I’m Asian, you racist.”

“Shut up,”
Steph says. “You know the look. The one you get when you find your
next lay.”

Oh? I turn in
my seat and look at Kayla. Yup, she’s got that look.

“Are you
interested in Bram?” I ask her. Kayla had broken off her engagement
with her ex-boyfriend a couple of years ago and now was always
perpetually single but not for lack of trying. Any hot bod and
she’s all over it. She even had a fling with Linden for a few weeks
back in the day when Steph and him were just good friends. I’m not
sure how Steph dealt with that but she doesn’t hold a grudge like I
do.

Kayla shrugs
casually but I can see right through her. “I don’t know.

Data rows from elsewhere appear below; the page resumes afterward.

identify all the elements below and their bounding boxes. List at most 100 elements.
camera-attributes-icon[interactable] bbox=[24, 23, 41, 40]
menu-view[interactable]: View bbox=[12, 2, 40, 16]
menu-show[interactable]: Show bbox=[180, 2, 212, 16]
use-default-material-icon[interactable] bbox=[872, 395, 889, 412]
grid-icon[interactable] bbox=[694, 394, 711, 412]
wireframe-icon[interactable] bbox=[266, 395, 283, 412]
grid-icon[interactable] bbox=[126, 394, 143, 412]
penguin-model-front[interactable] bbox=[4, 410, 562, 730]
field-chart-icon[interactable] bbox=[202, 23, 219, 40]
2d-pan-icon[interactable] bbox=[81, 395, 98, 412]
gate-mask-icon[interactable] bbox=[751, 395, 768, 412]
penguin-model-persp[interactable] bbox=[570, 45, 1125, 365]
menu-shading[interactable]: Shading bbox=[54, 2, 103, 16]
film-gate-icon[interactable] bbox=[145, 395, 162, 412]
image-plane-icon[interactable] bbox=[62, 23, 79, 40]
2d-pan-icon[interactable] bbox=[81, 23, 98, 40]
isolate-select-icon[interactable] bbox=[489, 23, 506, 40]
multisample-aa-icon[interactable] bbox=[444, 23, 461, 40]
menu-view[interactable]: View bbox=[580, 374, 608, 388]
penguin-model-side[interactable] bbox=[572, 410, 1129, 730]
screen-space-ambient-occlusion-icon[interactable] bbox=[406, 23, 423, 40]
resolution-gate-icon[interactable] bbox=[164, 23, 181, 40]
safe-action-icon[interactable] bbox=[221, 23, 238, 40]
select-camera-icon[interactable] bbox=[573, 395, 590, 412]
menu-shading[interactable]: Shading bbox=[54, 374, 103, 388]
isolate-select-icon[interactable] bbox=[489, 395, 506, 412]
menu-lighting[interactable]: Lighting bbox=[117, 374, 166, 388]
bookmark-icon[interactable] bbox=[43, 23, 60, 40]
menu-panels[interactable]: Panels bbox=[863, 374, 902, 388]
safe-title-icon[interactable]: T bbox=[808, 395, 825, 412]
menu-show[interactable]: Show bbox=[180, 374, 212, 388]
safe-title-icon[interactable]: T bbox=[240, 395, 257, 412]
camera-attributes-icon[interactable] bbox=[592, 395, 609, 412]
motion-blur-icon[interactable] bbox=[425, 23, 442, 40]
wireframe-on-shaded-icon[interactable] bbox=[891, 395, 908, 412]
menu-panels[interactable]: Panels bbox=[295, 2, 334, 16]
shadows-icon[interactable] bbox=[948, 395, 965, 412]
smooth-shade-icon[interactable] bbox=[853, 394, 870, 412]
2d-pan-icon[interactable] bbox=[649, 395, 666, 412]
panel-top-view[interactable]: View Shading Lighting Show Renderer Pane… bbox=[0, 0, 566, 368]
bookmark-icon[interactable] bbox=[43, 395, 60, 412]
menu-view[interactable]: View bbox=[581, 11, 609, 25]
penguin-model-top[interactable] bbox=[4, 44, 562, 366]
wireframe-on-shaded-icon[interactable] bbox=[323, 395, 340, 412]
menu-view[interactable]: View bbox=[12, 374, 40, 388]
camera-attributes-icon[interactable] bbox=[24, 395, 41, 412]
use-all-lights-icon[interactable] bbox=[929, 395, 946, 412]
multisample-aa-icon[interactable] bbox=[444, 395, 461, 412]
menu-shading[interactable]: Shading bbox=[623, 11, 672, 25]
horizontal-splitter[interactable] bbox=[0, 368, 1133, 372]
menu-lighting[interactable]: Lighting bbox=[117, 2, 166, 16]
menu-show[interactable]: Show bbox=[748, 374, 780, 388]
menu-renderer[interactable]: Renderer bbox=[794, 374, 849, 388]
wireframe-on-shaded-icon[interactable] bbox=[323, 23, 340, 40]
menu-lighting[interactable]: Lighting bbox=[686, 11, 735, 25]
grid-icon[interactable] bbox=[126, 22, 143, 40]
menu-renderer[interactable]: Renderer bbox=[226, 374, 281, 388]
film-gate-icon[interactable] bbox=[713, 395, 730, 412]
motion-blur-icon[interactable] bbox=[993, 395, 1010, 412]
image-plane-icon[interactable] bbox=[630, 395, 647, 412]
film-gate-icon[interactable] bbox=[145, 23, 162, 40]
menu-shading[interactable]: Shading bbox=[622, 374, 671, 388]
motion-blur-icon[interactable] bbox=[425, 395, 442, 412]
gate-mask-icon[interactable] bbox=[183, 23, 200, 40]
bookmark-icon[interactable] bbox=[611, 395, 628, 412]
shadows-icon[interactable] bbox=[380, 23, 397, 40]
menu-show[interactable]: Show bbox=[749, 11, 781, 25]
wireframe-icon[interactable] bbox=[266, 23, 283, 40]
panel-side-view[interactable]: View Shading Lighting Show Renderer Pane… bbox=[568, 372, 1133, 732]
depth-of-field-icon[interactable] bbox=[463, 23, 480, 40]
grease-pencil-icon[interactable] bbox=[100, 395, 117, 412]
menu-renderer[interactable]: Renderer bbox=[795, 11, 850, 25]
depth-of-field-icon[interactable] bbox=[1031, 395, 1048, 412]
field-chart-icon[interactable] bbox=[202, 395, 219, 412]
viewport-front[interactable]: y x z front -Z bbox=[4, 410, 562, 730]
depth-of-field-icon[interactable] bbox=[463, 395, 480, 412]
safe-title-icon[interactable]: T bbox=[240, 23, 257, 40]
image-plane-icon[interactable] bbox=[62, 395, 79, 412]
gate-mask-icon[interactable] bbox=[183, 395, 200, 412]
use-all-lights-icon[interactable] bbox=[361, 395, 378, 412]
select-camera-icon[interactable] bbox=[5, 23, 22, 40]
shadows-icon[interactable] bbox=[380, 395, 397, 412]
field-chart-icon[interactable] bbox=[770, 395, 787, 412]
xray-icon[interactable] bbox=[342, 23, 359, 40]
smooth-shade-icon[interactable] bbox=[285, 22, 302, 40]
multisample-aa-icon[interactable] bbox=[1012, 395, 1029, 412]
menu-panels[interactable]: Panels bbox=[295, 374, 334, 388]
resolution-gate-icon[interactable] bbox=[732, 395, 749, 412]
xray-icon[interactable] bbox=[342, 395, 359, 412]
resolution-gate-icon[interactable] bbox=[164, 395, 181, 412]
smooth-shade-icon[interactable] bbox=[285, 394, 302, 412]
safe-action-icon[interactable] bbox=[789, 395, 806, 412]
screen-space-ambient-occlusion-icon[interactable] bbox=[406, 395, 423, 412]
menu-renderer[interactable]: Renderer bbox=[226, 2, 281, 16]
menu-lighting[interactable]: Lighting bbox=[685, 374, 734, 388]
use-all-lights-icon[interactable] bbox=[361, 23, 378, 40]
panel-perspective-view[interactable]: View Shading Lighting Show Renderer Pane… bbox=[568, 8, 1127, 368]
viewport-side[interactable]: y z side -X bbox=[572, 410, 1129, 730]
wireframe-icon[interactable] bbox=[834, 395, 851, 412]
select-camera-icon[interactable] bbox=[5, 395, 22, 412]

He’s just
really hot, that’s all. And he’s got money. And he’s got that bad
boy appeal but like the ante is upped because he’s a man, not a
boy. I mean, now that’s a man. Like if you hooked up, he’d probably
ruin your vagina for everyone after.”

I scrunch up
my nose. “Way to be classy.”

“Yeah, Kayla,
that’s my brother-in-law you’re talking about,” Steph admonishes
her.

“So,” she
says. “You’re not blood relatives. You told me you thought his
brother was hot.”

“I did. But
he’s not Linden.”

Kayla rolls
her eyes and flops back into her seat. “Of course he’s not Linden.
How dare anyone be even close to Linden?” she says mockingly. “You
know, Steph, just because you’re married doesn’t make you
blind.”

“Sure, but I
don’t try and think of Bram as hot. Still, you’re right. He is. And
if you don’t mind being played, then go right ahead and have your
fun,” she says. “But don’t come crying to me if it doesn’t work out
and don’t you dare fuck anything up with the nice relationship
everyone has at the moment. You know you’ve done that once before,”
she adds under her breath.

Ah, so Steph
hasn’t forgotten the whole Linden and Kayla hookup.

Kayla grows
quiet. We drive for a bit then she says, “Fine. I guess one
McGregor brother was enough for me.”

I snap my head
back at her and find Kayla grinning wickedly. Steph’s hands are
growing white on the steering wheel. I feel like we’re seconds away
from a catfight and I start wondering what I’ll do to try and break
them apart. I’ve got strong arms from lifting Ava and booster
seats.

But Kayla
bursts out laughing and smacks Steph on the shoulder. “I’m fucking
kidding! Jeez, can’t we joke about the past anymore?”